Hemoglobin levels were monitored during surgery. If they dropped below =9.0g/dl, patients were randomized either to a liberal (receiving one single RBC unit each time hemoglobin reaches =9.0g/dl) or restrictive transfusion regime (a single RBC unit each time hemoglobin reaches =7.5g/dl). Immediately before and 10 minutes following transfusion of one single RBC unit, a central venous and an arterial blood sample were taken simultaneously and the following parameters were obtained using a Siemens Rapidpoint 500 blood gas analyzer (Siemens Healthineers, Erlangen, Germany):

- Hemoglobin

- Hematocrit

- Blood lactate

- Carbon dioxide partial pressure (pCO2)

- Central venous oxygen saturation (ScvO2)

The central venous-to-arterial carbon dioxide difference (dCO2) was calculated as follows:

dCO2 = pCO2 (central venous) - pCO2 (arterial)

Additional data recorded comprised:

- Body weight

- Body height

Body Mass Index (BMI) was calculated using the formula: BMI [kg/m²] = body weight [kg]/body height [m]².

Statistical analyses and visualizations were performed using MS Excel 2019 (Microsoft Corp., Redmond, CA, USA) and GraphPad PRISM 8 (La Jolla, CA, USA). Data are presented as median values with interquartile range (25-75) and were analyzed using Mann-Whitney test or Wilcoxon signed rank test, respectively, and Spearman correlation. The alpha level was set to 0.05. A sample size calculation prior to recruiting of the first participant revealed that at least 46 subjects would be required for sufficient power (given an effect size of 40%, a type-I error probability of 0.05 and a power of 85%). All data sets are available from the author upon reasonable request. This investigation did neither unblind any data nor analyze any group differences of the large LIBERAL trial.

Results

In total, 50 patients were prospectively included to participate in the study. Four cases were excluded due to incomplete sampling, resulting in 46 arterial and venous blood samples before and 46 arterial and venous samples after RBC transfusion (184 blood samples in total). Median patient age was 79 (75–83) years. The cohort comprised 46 patients, receiving upper or lower limb surgery in 25 and spine surgery in 21 cases. Median body weight was 76 (64–89) kg, height was 168 (162–178) cm, and Body Mass Index (BMI) was 26.6 (23.7–31.1) kg/m².

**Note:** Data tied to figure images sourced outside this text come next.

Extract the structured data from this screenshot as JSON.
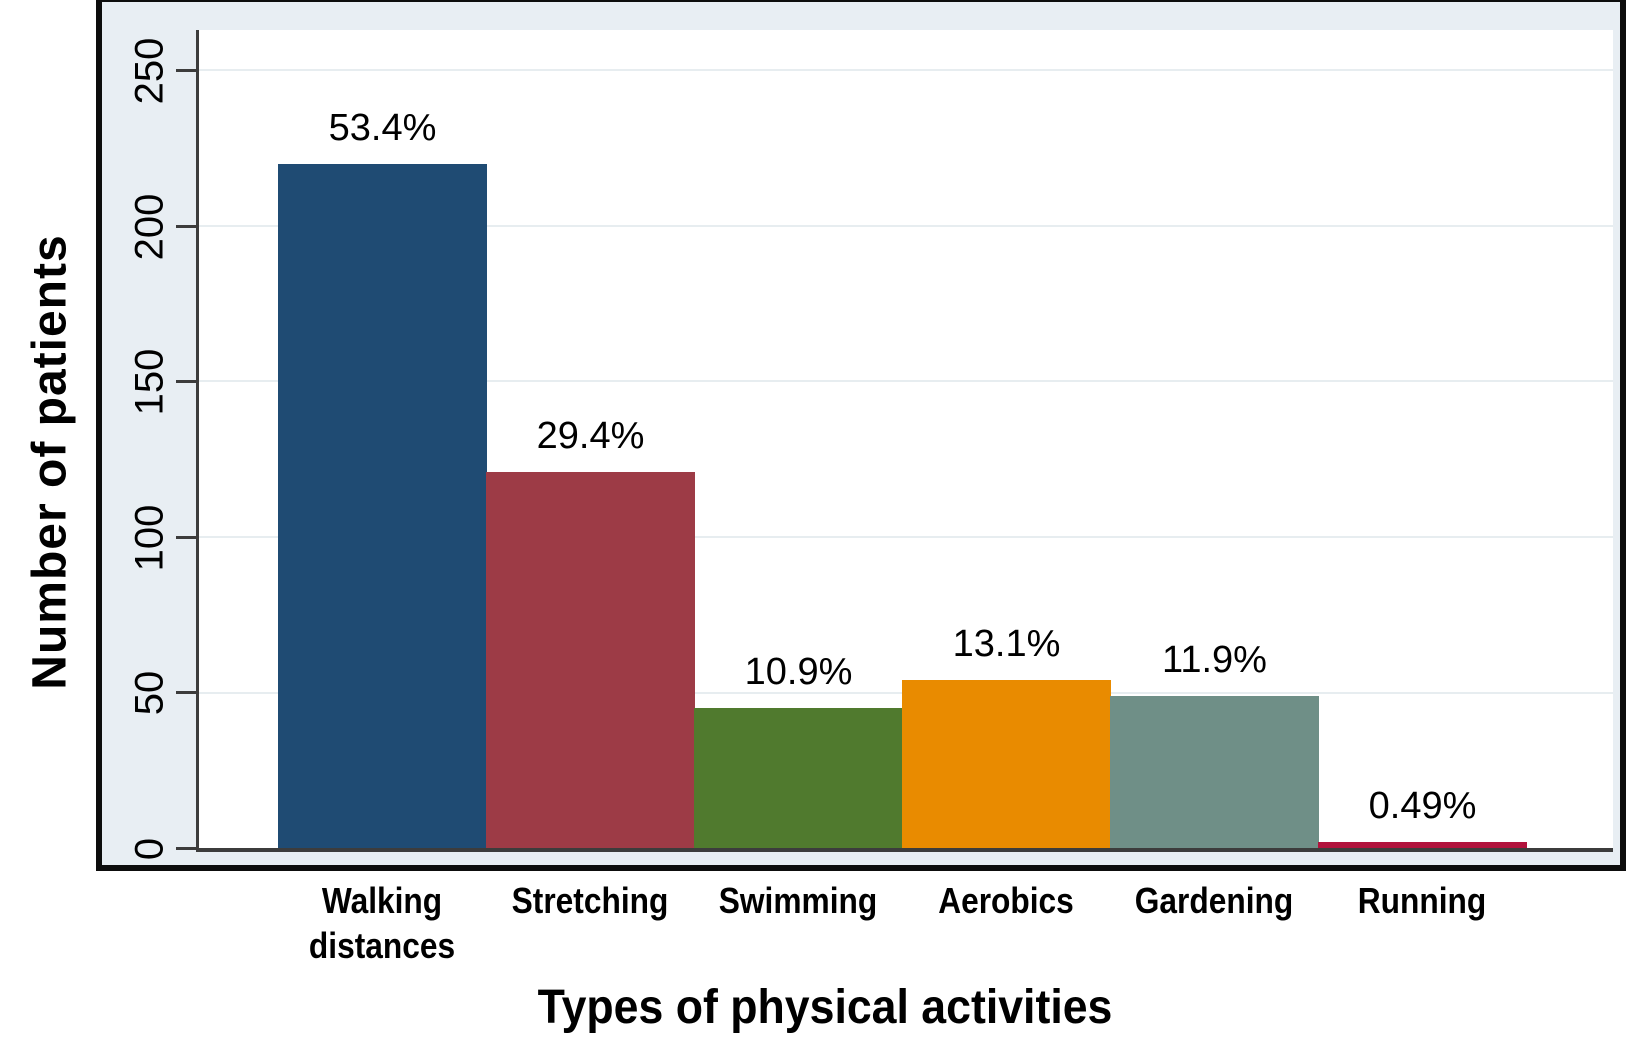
{
  "chart_data": {
    "type": "bar",
    "title": "",
    "xlabel": "Types of physical activities",
    "ylabel": "Number of patients",
    "categories": [
      "Walking distances",
      "Stretching",
      "Swimming",
      "Aerobics",
      "Gardening",
      "Running"
    ],
    "values": [
      220,
      121,
      45,
      54,
      49,
      2
    ],
    "bar_labels": [
      "53.4%",
      "29.4%",
      "10.9%",
      "13.1%",
      "11.9%",
      "0.49%"
    ],
    "bar_colors": [
      "#1f4b73",
      "#9d3b46",
      "#507a2e",
      "#e98b00",
      "#6f8f87",
      "#b1123c"
    ],
    "yticks": [
      0,
      50,
      100,
      150,
      200,
      250
    ],
    "ylim": [
      0,
      263
    ],
    "grid": "horizontal",
    "legend": "none",
    "plot_background": "#ffffff",
    "outer_background": "#e8eef3",
    "gridline_color": "#e7edf0",
    "axis_line_color": "#3c3c3c",
    "frame_border_color": "#0d0d0d"
  }
}
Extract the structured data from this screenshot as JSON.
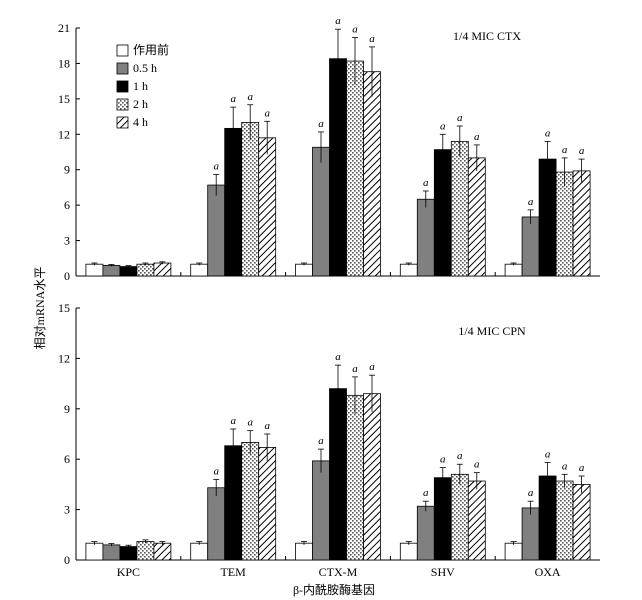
{
  "chart_data": [
    {
      "type": "bar",
      "panel_title": "1/4 MIC  CTX",
      "ylim": [
        0,
        21
      ],
      "yticks": [
        "0",
        "3",
        "6",
        "9",
        "12",
        "15",
        "18",
        "21"
      ],
      "categories": [
        "KPC",
        "TEM",
        "CTX-M",
        "SHV",
        "OXA"
      ],
      "series": [
        {
          "name": "作用前",
          "values": [
            1.0,
            1.0,
            1.0,
            1.0,
            1.0
          ],
          "errors": [
            0.1,
            0.1,
            0.1,
            0.1,
            0.1
          ],
          "sig": [
            "",
            "",
            "",
            "",
            ""
          ]
        },
        {
          "name": "0.5 h",
          "values": [
            0.9,
            7.7,
            10.9,
            6.5,
            5.0
          ],
          "errors": [
            0.08,
            0.9,
            1.3,
            0.7,
            0.6
          ],
          "sig": [
            "",
            "a",
            "a",
            "a",
            "a"
          ]
        },
        {
          "name": "1 h",
          "values": [
            0.8,
            12.5,
            18.4,
            10.7,
            9.9
          ],
          "errors": [
            0.08,
            1.8,
            2.5,
            1.3,
            1.5
          ],
          "sig": [
            "",
            "a",
            "a",
            "a",
            "a"
          ]
        },
        {
          "name": "2 h",
          "values": [
            1.0,
            13.0,
            18.2,
            11.4,
            8.8
          ],
          "errors": [
            0.1,
            1.5,
            2.0,
            1.3,
            1.2
          ],
          "sig": [
            "",
            "a",
            "a",
            "a",
            "a"
          ]
        },
        {
          "name": "4 h",
          "values": [
            1.1,
            11.7,
            17.3,
            10.0,
            8.9
          ],
          "errors": [
            0.1,
            1.4,
            2.1,
            1.1,
            1.0
          ],
          "sig": [
            "",
            "a",
            "a",
            "a",
            "a"
          ]
        }
      ],
      "legend": {
        "position": "top-left",
        "entries": [
          "作用前",
          "0.5 h",
          "1 h",
          "2 h",
          "4 h"
        ]
      },
      "xlabel": ""
    },
    {
      "type": "bar",
      "panel_title": "1/4 MIC   CPN",
      "ylim": [
        0,
        15
      ],
      "yticks": [
        "0",
        "3",
        "6",
        "9",
        "12",
        "15"
      ],
      "categories": [
        "KPC",
        "TEM",
        "CTX-M",
        "SHV",
        "OXA"
      ],
      "series": [
        {
          "name": "作用前",
          "values": [
            1.0,
            1.0,
            1.0,
            1.0,
            1.0
          ],
          "errors": [
            0.1,
            0.1,
            0.1,
            0.1,
            0.1
          ],
          "sig": [
            "",
            "",
            "",
            "",
            ""
          ]
        },
        {
          "name": "0.5 h",
          "values": [
            0.9,
            4.3,
            5.9,
            3.2,
            3.1
          ],
          "errors": [
            0.08,
            0.5,
            0.7,
            0.3,
            0.4
          ],
          "sig": [
            "",
            "a",
            "a",
            "a",
            "a"
          ]
        },
        {
          "name": "1 h",
          "values": [
            0.8,
            6.8,
            10.2,
            4.9,
            5.0
          ],
          "errors": [
            0.08,
            1.0,
            1.4,
            0.6,
            0.8
          ],
          "sig": [
            "",
            "a",
            "a",
            "a",
            "a"
          ]
        },
        {
          "name": "2 h",
          "values": [
            1.1,
            7.0,
            9.8,
            5.1,
            4.7
          ],
          "errors": [
            0.1,
            0.7,
            1.1,
            0.6,
            0.4
          ],
          "sig": [
            "",
            "a",
            "a",
            "a",
            "a"
          ]
        },
        {
          "name": "4 h",
          "values": [
            1.0,
            6.7,
            9.9,
            4.7,
            4.5
          ],
          "errors": [
            0.1,
            0.8,
            1.1,
            0.5,
            0.5
          ],
          "sig": [
            "",
            "a",
            "a",
            "a",
            "a"
          ]
        }
      ],
      "xlabel": "β-内酰胺酶基因"
    }
  ],
  "ylabel": "相对mRNA水平",
  "fills": {
    "作用前": "#ffffff",
    "0.5 h": "#808080",
    "1 h": "#000000",
    "2 h": "#e8e8e8",
    "4 h": "#ffffff",
    "grey_bar": "#808080",
    "axis": "#000000"
  }
}
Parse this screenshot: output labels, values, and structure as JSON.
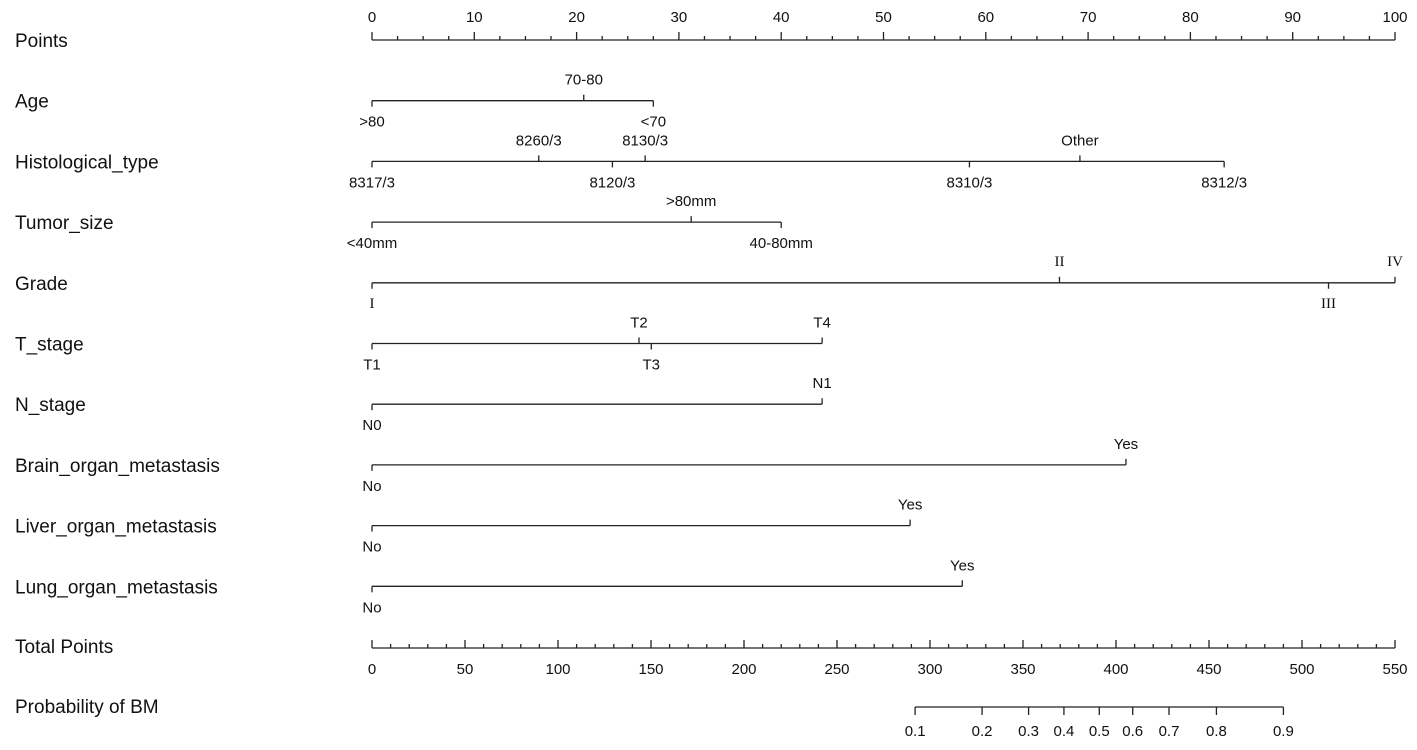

Baseline median hemoglobin before RBC transfusion was 8.35 (7.48–8.73) g/dl in arterial blood samples (Figure 1), while hematocrit was 24.5 (22–26) %. Blood lactate was 0.97 (0.84-1.38) mmol/l. Median arterial carbon dioxide partial pressure (pCO2) was 40.7 (37-44.6) mmHg. In central venous blood samples, median pCO2 was 47.2(43.6–50.6) mmHg, while oxygen saturation (ScvO2) was 78 (71–82) %. Before transfusion, median dCO2 was 6.2 (3.4-9.6) mmHg. According to Spearman correlation, there was a linear association between pre-transfusion dCO2 and ScvO2, with higher dCO2 values being associated with a lower ScvO2 (r=-0.37, p=0.01). There was no correlation between pre-transfusion hemoglobin and dCO2, ScvO2 or lactate.